Rumour is fast. Her huge black wings
Hide fearful eyes, a tongue that stings,
Lungs that can bellow till they burst
And ears fine-tuned to hear the worst.
By night she’ll hiss round that odd place
Nor earth nor sky (What? Cyberspace?)
And through the small hours she will keep
Alert and growing- she won’t sleep.
Come daylight she’ll observe with malice
Events in cottage and in palace.
Then soon great cities shake in fear
At the enormities they hear,
And shudder when they taste the brew
In which she’s mixed the false and true.
Whenever men, fraught with disgust,
Eye one another with distrust,
Great Rumour has her power
unfurled.
She queens it in our
post-truth world!

George Simmers

If you have any comments on this poetic oddity, George Simmers  would be pleased to hear from you.

This version of Virgil's lines was a product of a Poetry Day meeting in Huddersfield, where we read, discussed and wrote about the poetry of Virgil. Thanks to Tim and Ken.

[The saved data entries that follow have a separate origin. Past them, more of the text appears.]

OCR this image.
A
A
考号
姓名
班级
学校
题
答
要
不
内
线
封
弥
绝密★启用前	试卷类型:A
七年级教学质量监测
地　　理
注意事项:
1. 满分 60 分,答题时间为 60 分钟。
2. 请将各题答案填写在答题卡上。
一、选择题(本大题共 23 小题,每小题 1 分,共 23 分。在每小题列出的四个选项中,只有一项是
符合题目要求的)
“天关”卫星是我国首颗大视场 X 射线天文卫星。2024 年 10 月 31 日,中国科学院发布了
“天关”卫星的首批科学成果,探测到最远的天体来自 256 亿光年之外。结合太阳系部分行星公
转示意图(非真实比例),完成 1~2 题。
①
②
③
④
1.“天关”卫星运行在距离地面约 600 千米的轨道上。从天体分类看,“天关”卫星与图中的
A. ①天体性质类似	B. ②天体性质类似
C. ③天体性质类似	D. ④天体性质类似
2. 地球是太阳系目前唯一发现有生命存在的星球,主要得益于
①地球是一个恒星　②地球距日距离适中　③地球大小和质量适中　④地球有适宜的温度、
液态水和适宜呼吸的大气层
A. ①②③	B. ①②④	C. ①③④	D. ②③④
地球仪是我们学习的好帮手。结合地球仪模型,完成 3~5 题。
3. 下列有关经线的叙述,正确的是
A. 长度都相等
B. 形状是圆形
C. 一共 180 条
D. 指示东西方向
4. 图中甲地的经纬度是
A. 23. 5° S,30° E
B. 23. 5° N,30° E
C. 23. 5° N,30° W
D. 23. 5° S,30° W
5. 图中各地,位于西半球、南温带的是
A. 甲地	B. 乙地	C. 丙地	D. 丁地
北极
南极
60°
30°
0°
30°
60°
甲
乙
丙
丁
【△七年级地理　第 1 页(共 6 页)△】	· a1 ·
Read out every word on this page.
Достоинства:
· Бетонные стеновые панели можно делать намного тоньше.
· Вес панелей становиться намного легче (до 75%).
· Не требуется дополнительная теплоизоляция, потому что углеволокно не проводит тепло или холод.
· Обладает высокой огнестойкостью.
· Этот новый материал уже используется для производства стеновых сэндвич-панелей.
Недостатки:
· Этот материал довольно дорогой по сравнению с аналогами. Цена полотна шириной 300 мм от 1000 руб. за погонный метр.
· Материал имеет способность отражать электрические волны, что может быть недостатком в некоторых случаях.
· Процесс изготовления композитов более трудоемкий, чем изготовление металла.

Here is the original Latin:

Extemplo Libyae magnas it Fama per urbes,
Fama, malum qua non aliud velocius ullum:
mobilitate viget virisque adquirit eundo,  
parva metu primo, mox sese attollit in auras
ingrediturque solo et caput inter nubila condit.
illam Terra parens ira inritata deorum
extremam, ut perhibent, Coeo Enceladoque sororem
progenuit pedibus celerem et pernicibus alis,    
monstrum horrendum, ingens, cui quot sunt corpore plumae,
tot vigiles oculi subter (mirabile dictu),
tot linguae, totidem ora sonant, tot subrigit auris.
nocte volat caeli medio terraeque per umbram
stridens, nec dulci declinat lumina somno;       
luce sedet custos aut summi culmine tecti
turribus aut altis, et magnas territat urbes,
tam ficti pravique tenax quam nuntia veri.